部屋の中央にいる狼へ天井から謎の液体が補充され始めた。それを確認し、俺は前へ出る。俺の動きをきっかけに周りのマネキンも動き出す。目の前にいたマネキンが振るった剣にナイフを合わせる、ことなく右腕を引く。獲物を合わせなかったことにより、予期していた衝撃が来ず、マネキンがたたらを踏む。その隙を見逃さずに剣を持つ指を切り落とす。人だったら、絶叫していただろう。まあ人ではないから、指を切り落とされたぐらいでは止まらずにすぐに動き出すが。なので、動き出す前に反撃を潰す。腕をこちらに向け何かしようとしていたマネキンの胸部を蹴り飛ばし、こちらにフォローに来ていたマネキンらの足を止める。そして、蹴り飛ばした反動を利用して落ちた剣を蹴り上げる。ナイフを口にくわえ、空いた右手で剣を取る。そして、身構えるマネキンたちを後目に反転する。目指すは針毛が突き刺さった壁。そして、突き刺さった針毛を駆け上がる。針を踏み抜かないように、しかし迅速に。その甲斐あってか無事に天井まで上がれた。眼下には、壁の目前でこちらを見上げるマネキンと、補充が9割方終えている狼がいた。このままいけばマネキンは振り切れるだろうが、狼のところに着く前に補充が終わるだろう。ああ、でも問題はない。狼のところに行く必要も、ましてマネキンを振り切る必要すらない。
狼への射線が確保できたのだから。
体に捻りを加え、右手の剣を大きく後ろに振りかぶる。狙いは首の後ろ、天井から液体を受ける場所だ。天井からの補充はいつも同じ所に受けているよな。何故かマネキンたちが妨害しようとせず、下で右往左往しているが好都合。このまま決める!

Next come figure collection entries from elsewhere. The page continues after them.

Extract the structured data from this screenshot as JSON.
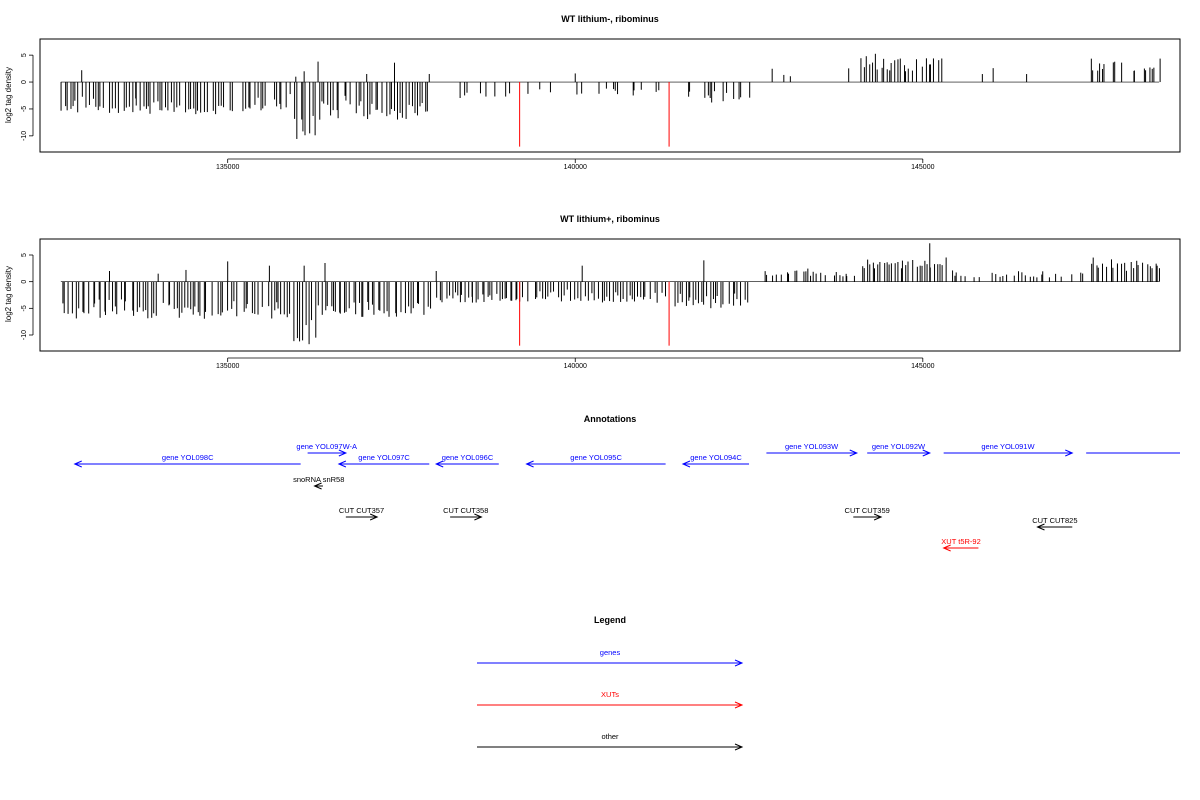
{
  "chart_data": [
    {
      "type": "bar",
      "title": "WT lithium-, ribominus",
      "ylabel": "log2 tag density",
      "xlim": [
        132300,
        148700
      ],
      "ylim": [
        -13,
        8
      ],
      "x_ticks": [
        135000,
        140000,
        145000
      ],
      "x_tick_labels": [
        "135000",
        "140000",
        "145000"
      ],
      "y_ticks": [
        -10,
        -5,
        0,
        5
      ],
      "y_tick_labels": [
        "-10",
        "-5",
        "0",
        "5"
      ],
      "bar_color": "#000000",
      "highlight_color": "#ff0000",
      "seed": 11,
      "density": 1.0,
      "regions": [
        {
          "start": 132600,
          "end": 135900,
          "min": -6,
          "max": -2,
          "sign": -1
        },
        {
          "start": 135950,
          "end": 136250,
          "min": -11,
          "max": -4,
          "sign": -1
        },
        {
          "start": 136300,
          "end": 137900,
          "min": -7,
          "max": -2,
          "sign": -1
        },
        {
          "start": 138000,
          "end": 139300,
          "min": -3,
          "max": -1,
          "sign": -1,
          "sparse": 0.35
        },
        {
          "start": 139400,
          "end": 141300,
          "min": -3,
          "max": -0.5,
          "sign": -1,
          "sparse": 0.3
        },
        {
          "start": 141600,
          "end": 142500,
          "min": -4,
          "max": -1,
          "sign": -1,
          "sparse": 0.7
        },
        {
          "start": 142700,
          "end": 144000,
          "min": 1,
          "max": 3.5,
          "sign": 1,
          "sparse": 0.2
        },
        {
          "start": 144100,
          "end": 145300,
          "min": 2,
          "max": 6.5,
          "sign": 1
        },
        {
          "start": 145400,
          "end": 147300,
          "min": 1,
          "max": 3,
          "sign": 1,
          "sparse": 0.04
        },
        {
          "start": 147400,
          "end": 148400,
          "min": 2,
          "max": 4.5,
          "sign": 1,
          "sparse": 0.6
        }
      ],
      "spikes": [
        {
          "x": 132900,
          "y": 2.2
        },
        {
          "x": 135980,
          "y": 1.0
        },
        {
          "x": 136100,
          "y": 2.0
        },
        {
          "x": 136300,
          "y": 3.8
        },
        {
          "x": 137000,
          "y": 1.5
        },
        {
          "x": 137400,
          "y": 3.6
        },
        {
          "x": 137900,
          "y": 1.5
        },
        {
          "x": 140000,
          "y": 1.6
        }
      ],
      "highlights": [
        {
          "x": 139200,
          "y": -12
        },
        {
          "x": 141350,
          "y": -12
        }
      ]
    },
    {
      "type": "bar",
      "title": "WT lithium+, ribominus",
      "ylabel": "log2 tag density",
      "xlim": [
        132300,
        148700
      ],
      "ylim": [
        -13,
        8
      ],
      "x_ticks": [
        135000,
        140000,
        145000
      ],
      "x_tick_labels": [
        "135000",
        "140000",
        "145000"
      ],
      "y_ticks": [
        -10,
        -5,
        0,
        5
      ],
      "y_tick_labels": [
        "-10",
        "-5",
        "0",
        "5"
      ],
      "bar_color": "#000000",
      "highlight_color": "#ff0000",
      "seed": 29,
      "density": 1.0,
      "regions": [
        {
          "start": 132600,
          "end": 135900,
          "min": -7,
          "max": -3,
          "sign": -1
        },
        {
          "start": 135950,
          "end": 136250,
          "min": -12,
          "max": -5,
          "sign": -1
        },
        {
          "start": 136300,
          "end": 137900,
          "min": -7,
          "max": -3,
          "sign": -1
        },
        {
          "start": 138000,
          "end": 139300,
          "min": -4,
          "max": -1.5,
          "sign": -1
        },
        {
          "start": 139400,
          "end": 141300,
          "min": -4,
          "max": -1,
          "sign": -1
        },
        {
          "start": 141400,
          "end": 142500,
          "min": -5,
          "max": -1.5,
          "sign": -1
        },
        {
          "start": 142700,
          "end": 144000,
          "min": 1,
          "max": 2.8,
          "sign": 1,
          "sparse": 0.8
        },
        {
          "start": 144100,
          "end": 145300,
          "min": 2.5,
          "max": 5.5,
          "sign": 1
        },
        {
          "start": 145400,
          "end": 147300,
          "min": 0.8,
          "max": 2.5,
          "sign": 1,
          "sparse": 0.7
        },
        {
          "start": 147400,
          "end": 148400,
          "min": 2,
          "max": 5,
          "sign": 1
        }
      ],
      "spikes": [
        {
          "x": 133300,
          "y": 2.0
        },
        {
          "x": 134000,
          "y": 1.5
        },
        {
          "x": 134400,
          "y": 2.2
        },
        {
          "x": 135000,
          "y": 3.8
        },
        {
          "x": 135600,
          "y": 3.0
        },
        {
          "x": 136100,
          "y": 3.0
        },
        {
          "x": 136400,
          "y": 3.5
        },
        {
          "x": 138000,
          "y": 2.0
        },
        {
          "x": 140100,
          "y": 3.0
        },
        {
          "x": 141850,
          "y": 4.0
        },
        {
          "x": 145100,
          "y": 7.2
        }
      ],
      "highlights": [
        {
          "x": 139200,
          "y": -12
        },
        {
          "x": 141350,
          "y": -12
        }
      ]
    },
    {
      "type": "diagram",
      "title": "Annotations",
      "xlim": [
        132300,
        148700
      ],
      "features": [
        {
          "label": "gene YOL098C",
          "start": 136050,
          "end": 132800,
          "row": 1,
          "color": "#0000ff"
        },
        {
          "label": "gene YOL097W-A",
          "start": 136150,
          "end": 136700,
          "row": 0,
          "color": "#0000ff"
        },
        {
          "label": "gene YOL097C",
          "start": 137900,
          "end": 136600,
          "row": 1,
          "color": "#0000ff"
        },
        {
          "label": "gene YOL096C",
          "start": 138900,
          "end": 138000,
          "row": 1,
          "color": "#0000ff"
        },
        {
          "label": "gene YOL095C",
          "start": 141300,
          "end": 139300,
          "row": 1,
          "color": "#0000ff"
        },
        {
          "label": "gene YOL094C",
          "start": 142500,
          "end": 141550,
          "row": 1,
          "color": "#0000ff"
        },
        {
          "label": "gene YOL093W",
          "start": 142750,
          "end": 144050,
          "row": 0,
          "color": "#0000ff"
        },
        {
          "label": "gene YOL092W",
          "start": 144200,
          "end": 145100,
          "row": 0,
          "color": "#0000ff"
        },
        {
          "label": "gene YOL091W",
          "start": 145300,
          "end": 147150,
          "row": 0,
          "color": "#0000ff"
        },
        {
          "label": "",
          "start": 147350,
          "end": 148700,
          "row": 0,
          "color": "#0000ff",
          "noHead": true
        },
        {
          "label": "snoRNA snR58",
          "start": 136370,
          "end": 136250,
          "row": 2,
          "color": "#000000"
        },
        {
          "label": "CUT CUT357",
          "start": 136700,
          "end": 137150,
          "row": 3,
          "color": "#000000"
        },
        {
          "label": "CUT CUT358",
          "start": 138200,
          "end": 138650,
          "row": 3,
          "color": "#000000"
        },
        {
          "label": "CUT CUT359",
          "start": 144000,
          "end": 144400,
          "row": 3,
          "color": "#000000"
        },
        {
          "label": "CUT CUT825",
          "start": 147150,
          "end": 146650,
          "row": 4,
          "color": "#000000"
        },
        {
          "label": "XUT t5R-92",
          "start": 145800,
          "end": 145300,
          "row": 5,
          "color": "#ff0000"
        }
      ]
    },
    {
      "type": "legend",
      "title": "Legend",
      "items": [
        {
          "label": "genes",
          "color": "#0000ff"
        },
        {
          "label": "XUTs",
          "color": "#ff0000"
        },
        {
          "label": "other",
          "color": "#000000"
        }
      ]
    }
  ]
}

振りかぶった剣を思いっ切り投げつける。放たれた剣はスキルの光を纏って弾丸のように一直線に突き進む。マネキンがその身を盾にしようとも間に合わず、そして狙い通りに狼の首の後ろを貫いた。
しかし、ボスの意地か誇りか。狼は首を貫かれてなお、斃れることはなかった。その首からはおびただしい量のダメージエフェクトを溢れさせていても、その目にはまだやれるとばかりに戦意が迸る。崩れかけた四肢を奮い立たせるように遠吠えを上げ、自らを追い込んだ敵手がいた天井を見上げる。そして、敵手を歓迎すべく逆立てていた針がその動きを止める。
当然だろう。そこに、
ああ、わかっていたとも。信頼していたとも。お前がその程度で終わるわけがないと。心臓を貫かれようが首を落とされようが、最期まで牙をもって敵を切り裂く。そんな奴だと確信していた。
だから俺は剣を投げた直後、すぐさま行動に移した。頭が下を向いた状態で天井を蹴りつける。上下反転の状態で地面に自ら加速して落ち、剣の着弾と共に五点着地で衝撃を分散させる。その後、すぐさま狼の下に潜り込んだ。

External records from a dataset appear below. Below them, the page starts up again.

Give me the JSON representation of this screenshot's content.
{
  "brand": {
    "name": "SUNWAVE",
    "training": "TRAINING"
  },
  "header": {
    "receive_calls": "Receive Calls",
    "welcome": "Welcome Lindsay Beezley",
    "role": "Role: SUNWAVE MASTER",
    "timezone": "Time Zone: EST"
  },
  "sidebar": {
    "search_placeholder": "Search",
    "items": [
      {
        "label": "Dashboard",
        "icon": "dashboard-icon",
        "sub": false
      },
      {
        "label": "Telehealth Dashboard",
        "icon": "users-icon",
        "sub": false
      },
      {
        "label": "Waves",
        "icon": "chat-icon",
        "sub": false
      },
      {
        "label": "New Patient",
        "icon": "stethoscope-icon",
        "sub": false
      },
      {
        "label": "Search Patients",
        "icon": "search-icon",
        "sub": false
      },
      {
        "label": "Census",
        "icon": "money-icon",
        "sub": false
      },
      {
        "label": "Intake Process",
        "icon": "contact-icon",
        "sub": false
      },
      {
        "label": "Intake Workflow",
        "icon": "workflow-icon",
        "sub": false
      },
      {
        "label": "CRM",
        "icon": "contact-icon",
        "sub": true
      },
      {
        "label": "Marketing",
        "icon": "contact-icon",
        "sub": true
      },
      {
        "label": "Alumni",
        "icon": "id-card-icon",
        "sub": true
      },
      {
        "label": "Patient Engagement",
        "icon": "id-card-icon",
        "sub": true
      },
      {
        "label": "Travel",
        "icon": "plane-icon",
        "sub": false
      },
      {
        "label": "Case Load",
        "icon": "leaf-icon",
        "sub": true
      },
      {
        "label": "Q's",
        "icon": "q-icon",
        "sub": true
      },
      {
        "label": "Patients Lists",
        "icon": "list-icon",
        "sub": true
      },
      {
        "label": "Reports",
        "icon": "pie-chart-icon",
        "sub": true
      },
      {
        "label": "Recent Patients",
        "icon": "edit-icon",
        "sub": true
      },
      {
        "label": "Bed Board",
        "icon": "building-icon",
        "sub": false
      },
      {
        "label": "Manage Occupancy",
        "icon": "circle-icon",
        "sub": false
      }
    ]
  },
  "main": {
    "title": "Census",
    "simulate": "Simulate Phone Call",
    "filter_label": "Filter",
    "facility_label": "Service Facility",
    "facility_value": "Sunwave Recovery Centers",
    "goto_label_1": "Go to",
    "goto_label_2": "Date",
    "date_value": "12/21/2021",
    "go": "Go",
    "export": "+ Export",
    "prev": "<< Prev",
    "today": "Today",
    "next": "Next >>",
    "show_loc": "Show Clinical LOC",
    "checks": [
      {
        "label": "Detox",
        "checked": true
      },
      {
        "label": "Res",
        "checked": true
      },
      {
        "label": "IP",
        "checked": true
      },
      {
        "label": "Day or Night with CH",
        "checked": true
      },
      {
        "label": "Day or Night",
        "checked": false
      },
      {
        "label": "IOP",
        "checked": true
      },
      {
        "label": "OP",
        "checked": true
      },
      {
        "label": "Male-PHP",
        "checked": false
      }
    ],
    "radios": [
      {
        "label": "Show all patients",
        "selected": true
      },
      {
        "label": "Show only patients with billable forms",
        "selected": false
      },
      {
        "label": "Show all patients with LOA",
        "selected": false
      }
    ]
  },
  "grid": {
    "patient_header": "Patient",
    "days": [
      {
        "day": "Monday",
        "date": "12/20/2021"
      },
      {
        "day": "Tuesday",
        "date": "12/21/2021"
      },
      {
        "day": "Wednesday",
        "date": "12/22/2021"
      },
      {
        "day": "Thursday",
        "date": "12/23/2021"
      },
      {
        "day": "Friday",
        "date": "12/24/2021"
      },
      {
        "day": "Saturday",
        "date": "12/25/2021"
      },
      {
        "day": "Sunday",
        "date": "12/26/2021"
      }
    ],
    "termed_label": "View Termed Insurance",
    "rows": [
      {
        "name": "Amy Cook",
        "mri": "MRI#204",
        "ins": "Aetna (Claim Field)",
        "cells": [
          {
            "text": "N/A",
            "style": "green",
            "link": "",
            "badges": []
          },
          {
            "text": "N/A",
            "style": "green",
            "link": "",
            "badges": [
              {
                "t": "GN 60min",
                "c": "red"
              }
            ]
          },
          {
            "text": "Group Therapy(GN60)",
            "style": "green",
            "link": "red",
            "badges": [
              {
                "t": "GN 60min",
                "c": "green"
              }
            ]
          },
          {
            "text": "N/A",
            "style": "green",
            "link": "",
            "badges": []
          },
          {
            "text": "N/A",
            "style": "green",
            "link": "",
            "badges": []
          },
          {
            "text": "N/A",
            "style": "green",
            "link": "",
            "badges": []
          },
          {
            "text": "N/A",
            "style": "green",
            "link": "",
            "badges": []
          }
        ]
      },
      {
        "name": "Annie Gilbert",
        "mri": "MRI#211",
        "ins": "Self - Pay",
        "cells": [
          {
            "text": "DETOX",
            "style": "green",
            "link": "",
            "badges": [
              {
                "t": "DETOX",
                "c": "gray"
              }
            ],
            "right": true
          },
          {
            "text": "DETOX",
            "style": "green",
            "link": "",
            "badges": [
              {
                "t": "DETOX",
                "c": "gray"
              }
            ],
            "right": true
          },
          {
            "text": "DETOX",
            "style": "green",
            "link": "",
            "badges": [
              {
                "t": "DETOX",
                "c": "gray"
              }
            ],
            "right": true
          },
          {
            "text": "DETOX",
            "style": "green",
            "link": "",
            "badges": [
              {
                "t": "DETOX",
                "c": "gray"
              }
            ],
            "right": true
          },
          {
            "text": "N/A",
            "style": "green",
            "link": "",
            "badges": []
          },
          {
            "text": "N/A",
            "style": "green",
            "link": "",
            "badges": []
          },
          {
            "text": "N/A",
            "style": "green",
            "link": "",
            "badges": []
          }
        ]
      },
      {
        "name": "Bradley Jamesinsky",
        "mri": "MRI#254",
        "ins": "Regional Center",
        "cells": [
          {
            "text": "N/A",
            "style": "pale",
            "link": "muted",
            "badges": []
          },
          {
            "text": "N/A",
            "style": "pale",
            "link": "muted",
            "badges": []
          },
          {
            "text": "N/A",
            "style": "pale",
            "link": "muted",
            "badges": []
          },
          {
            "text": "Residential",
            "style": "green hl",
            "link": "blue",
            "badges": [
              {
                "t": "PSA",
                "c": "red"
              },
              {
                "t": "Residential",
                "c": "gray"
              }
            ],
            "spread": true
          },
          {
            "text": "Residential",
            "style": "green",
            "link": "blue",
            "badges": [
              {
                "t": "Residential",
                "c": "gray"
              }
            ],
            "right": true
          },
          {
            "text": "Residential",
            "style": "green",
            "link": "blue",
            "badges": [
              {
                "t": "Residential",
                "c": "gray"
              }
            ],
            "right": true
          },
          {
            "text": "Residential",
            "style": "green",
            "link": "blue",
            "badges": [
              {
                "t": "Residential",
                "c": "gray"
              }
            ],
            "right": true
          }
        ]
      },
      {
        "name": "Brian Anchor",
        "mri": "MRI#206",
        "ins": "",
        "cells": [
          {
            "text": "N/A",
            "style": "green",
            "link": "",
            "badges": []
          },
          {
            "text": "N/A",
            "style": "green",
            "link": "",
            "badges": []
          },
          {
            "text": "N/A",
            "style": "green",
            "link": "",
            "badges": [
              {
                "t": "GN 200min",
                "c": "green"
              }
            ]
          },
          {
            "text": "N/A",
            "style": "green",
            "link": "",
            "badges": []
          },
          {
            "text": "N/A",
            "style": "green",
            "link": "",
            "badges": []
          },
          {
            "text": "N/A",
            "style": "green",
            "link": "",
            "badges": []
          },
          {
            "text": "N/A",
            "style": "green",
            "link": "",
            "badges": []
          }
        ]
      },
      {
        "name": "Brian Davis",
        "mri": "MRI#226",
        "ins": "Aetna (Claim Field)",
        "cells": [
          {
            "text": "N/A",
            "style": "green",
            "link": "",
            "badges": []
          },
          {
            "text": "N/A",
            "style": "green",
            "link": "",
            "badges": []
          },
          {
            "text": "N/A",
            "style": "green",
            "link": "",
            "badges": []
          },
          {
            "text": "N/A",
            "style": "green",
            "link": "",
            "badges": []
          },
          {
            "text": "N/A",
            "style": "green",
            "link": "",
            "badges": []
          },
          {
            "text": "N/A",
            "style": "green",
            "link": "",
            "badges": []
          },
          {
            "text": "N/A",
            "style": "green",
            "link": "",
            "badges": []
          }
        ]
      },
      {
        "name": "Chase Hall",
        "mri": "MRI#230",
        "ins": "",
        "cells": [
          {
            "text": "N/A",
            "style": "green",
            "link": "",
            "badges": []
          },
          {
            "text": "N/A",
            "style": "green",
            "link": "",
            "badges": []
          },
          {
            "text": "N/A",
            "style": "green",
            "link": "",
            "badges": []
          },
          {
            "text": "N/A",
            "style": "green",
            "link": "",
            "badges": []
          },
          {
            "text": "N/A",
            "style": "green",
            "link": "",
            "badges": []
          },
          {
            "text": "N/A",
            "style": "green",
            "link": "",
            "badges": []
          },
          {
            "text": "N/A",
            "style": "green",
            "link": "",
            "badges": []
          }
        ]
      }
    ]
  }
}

狼は俺を見失っているが、すぐさま気づくだろう。それでも出来た一瞬の隙、それを見逃さずにナイフを振るう。マネキンとの乱戦時に獲得した「技」。相手がこちらを見失っているかつ、弱点への攻撃の際に威力を上げる短刀術「技」。「レイドピアス」。
ナイフが黒い輝きに包まれ、狼の首下の弱点に炸裂する。何かが割れる音がした。直後、俺に気づいて向かってきていたマネキンがその身を止める。狼は少し硬直したのち、高らかに声を響かせ、マネキンと共にその身を爆散させた。